AUSTIN, TX – Virtual reality is featured prominently at South By Southwest Sports this year, from using it to better train athletes with Oculus Rift to how it could transform the fan experience watching basketball, football and hockey at home.

The NHL had its first successful test of a 360-degree virtual reality experience at its Stadium Series game between the San Jose Sharks and Los Angeles Kings last month, mounting cameras around the glass that filmed HD images in the round.





When basketball lovers aren’t able to trek to stadiums near and far to follow their favorite teams, it’s possible that watching games on a bar’s widescreen TV from behind bowls of wings is the next best thing. This may no longer be true, however, as a wave of court-side, 3D virtual game experiences is becoming available to superfans with Oculus gear.

Earlier this month, NextVR showed off its new enhanced spectator experiences at the 2015 NBA All-Star Technology Summit with virtual reality (VR) footage of an October 2014 Miami Heat and Cleveland Cavaliers match-up in Rio de Janeiro. The NBA also already announced plans to record VR sessions of the NBA All-Star Game, the Foot Locker Three-Point Contest, and the Sprite Slam Dunk event and practice.









From DSC:
In the future, will you be able to “pull up a seat” at any lecture — throughout the globe — that you want to?

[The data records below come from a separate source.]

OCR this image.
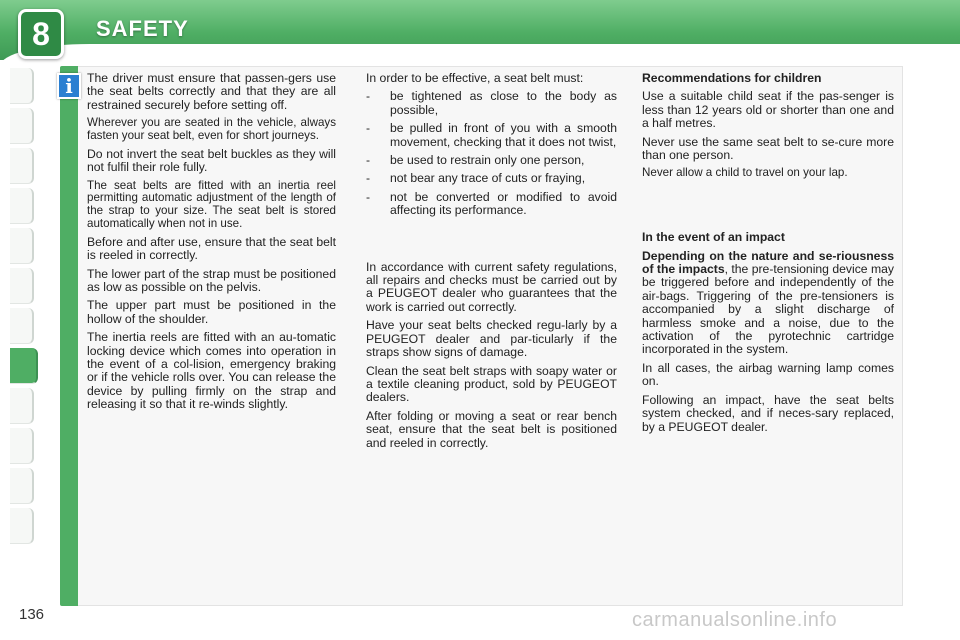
8	SAFETY
i	The driver must ensure that passen-gers use the seat belts correctly and that they are all restrained securely before setting off.

Wherever you are seated in the vehicle, always fasten your seat belt, even for short journeys.

Do not invert the seat belt buckles as they will not fulfil their role fully.

The seat belts are fitted with an inertia reel permitting automatic adjustment of the length of the strap to your size. The seat belt is stored automatically when not in use.

Before and after use, ensure that the seat belt is reeled in correctly.

The lower part of the strap must be positioned as low as possible on the pelvis.

The upper part must be positioned in the hollow of the shoulder.

The inertia reels are fitted with an au-tomatic locking device which comes into operation in the event of a col-lision, emergency braking or if the vehicle rolls over. You can release the device by pulling firmly on the strap and releasing it so that it re-winds slightly.

In order to be effective, a seat belt must:

- be tightened as close to the body as possible,
- be pulled in front of you with a smooth movement, checking that it does not twist,
- be used to restrain only one person,
- not bear any trace of cuts or fraying,
- not be converted or modified to avoid affecting its performance.

In accordance with current safety regulations, all repairs and checks must be carried out by a PEUGEOT dealer who guarantees that the work is carried out correctly.

Have your seat belts checked regu-larly by a PEUGEOT dealer and par-ticularly if the straps show signs of damage.

Clean the seat belt straps with soapy water or a textile cleaning product, sold by PEUGEOT dealers.

After folding or moving a seat or rear bench seat, ensure that the seat belt is positioned and reeled in correctly.

Recommendations for children

Use a suitable child seat if the pas-senger is less than 12 years old or shorter than one and a half metres.

Never use the same seat belt to se-cure more than one person.

Never allow a child to travel on your lap.

In the event of an impact

Depending on the nature and se-riousness of the impacts, the pre-tensioning device may be triggered before and independently of the air-bags. Triggering of the pre-tensioners is accompanied by a slight discharge of harmless smoke and a noise, due to the activation of the pyrotechnic cartridge incorporated in the system.

In all cases, the airbag warning lamp comes on.

Following an impact, have the seat belts system checked, and if neces-sary replaced, by a PEUGEOT dealer.

136	carmanualsonline.info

Alternatively, another experiment might relate to second screening lectures — i.e., listening to the lecture on the main/large screen — in your home or office — and employing social-based learning/networking going on via a mobile device.

Consider this article:

TV-friendly social network Twitter is testing a new Social TV service on iPhones which provides users with content and interaction about only one TV show at a time.

The aim is to give users significantly better engagement with their favourite shows than they presently experience when they follow a live broadcast via a Twitter hashtag.

This radical innovation in Social TV design effectively curates just relevant content (screening out irrelevant tweets that use a show’s hashtag) and presents it in an easy-to-use interface.